Die Kreuze in zwei Größen, die die Frauen heute mit Buchs und Efeu bekränzen– wegen des Immergrüns als Zeichen des ewigen Lebens – , sind aus einfachem Kantholz gefertigt. Vroni Hermle erzählt, für die letztjährigen Palmen habe Heiner Villing, Silvia Stehles Vater, der inzwischen verstorben ist, 100 wunderschöne Holzkreuze gefertigt. Die könnten sie heute gut gebrauchen. Zur Tradition gehört auch, dass Weidenkätzchen in „den Palmen“ mit eingebunden werden und ein weißes Spitzenband das Gebinde zusammenhält.

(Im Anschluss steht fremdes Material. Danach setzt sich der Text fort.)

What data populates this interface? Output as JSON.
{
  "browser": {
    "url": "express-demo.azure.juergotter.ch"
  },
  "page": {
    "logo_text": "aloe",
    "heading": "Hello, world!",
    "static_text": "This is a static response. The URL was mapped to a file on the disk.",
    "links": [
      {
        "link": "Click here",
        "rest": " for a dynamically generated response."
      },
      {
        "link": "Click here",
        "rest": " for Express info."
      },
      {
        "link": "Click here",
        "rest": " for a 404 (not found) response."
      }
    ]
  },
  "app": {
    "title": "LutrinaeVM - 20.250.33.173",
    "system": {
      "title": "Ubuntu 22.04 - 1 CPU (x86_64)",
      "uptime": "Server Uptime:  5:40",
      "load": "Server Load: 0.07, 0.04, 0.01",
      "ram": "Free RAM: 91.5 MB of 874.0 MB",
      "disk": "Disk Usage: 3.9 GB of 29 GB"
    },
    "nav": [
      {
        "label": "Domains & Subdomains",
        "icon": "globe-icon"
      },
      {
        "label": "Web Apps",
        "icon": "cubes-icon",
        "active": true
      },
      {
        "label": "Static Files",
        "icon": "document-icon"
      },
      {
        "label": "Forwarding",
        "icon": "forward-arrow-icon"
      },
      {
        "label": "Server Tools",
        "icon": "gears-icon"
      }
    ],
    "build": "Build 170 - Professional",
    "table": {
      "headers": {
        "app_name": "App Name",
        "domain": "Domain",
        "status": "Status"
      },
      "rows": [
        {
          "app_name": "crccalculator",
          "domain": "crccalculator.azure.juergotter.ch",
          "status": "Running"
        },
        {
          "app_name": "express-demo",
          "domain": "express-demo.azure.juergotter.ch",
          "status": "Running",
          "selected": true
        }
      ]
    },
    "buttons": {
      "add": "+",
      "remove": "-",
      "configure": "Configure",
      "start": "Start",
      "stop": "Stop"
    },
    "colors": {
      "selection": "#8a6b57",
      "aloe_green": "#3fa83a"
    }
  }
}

Am Palmsonntag werden die Palmen vor der Gosheimer Kirche verkauft. Sie finden immer reißenden Absatz. Das Geld geht seit 20Jahren an Pater Otto Mayer, den Gosheimer Afrika-Missionar aus dem Orden der „Weißen Väter“, der in der Republik Kongo Dienst tut. Dann werden die Palmen vom Pfarrer geweiht und in einer kleinen Prozession in die Kirche getragen. Für die Leute, die nicht zum Gottesdienst kommen, so erzählt Vroni Hermle, würden einzelne geweihte Buchszweige den ganzen Sonntag über vor der Kirche bereit gelegt. „Isch no oama a Wischle?“ heiße es dann. So ein geweihtes „Wischle“ werde nämlich zu Hause unters Kruzifix geklemmt. Und an Aschermittwoch sei die Asche, die den bußfertigen Gläubigen aufs Haupt gestreut würden, aus der Asche der geweihten „Palm-Bischele“.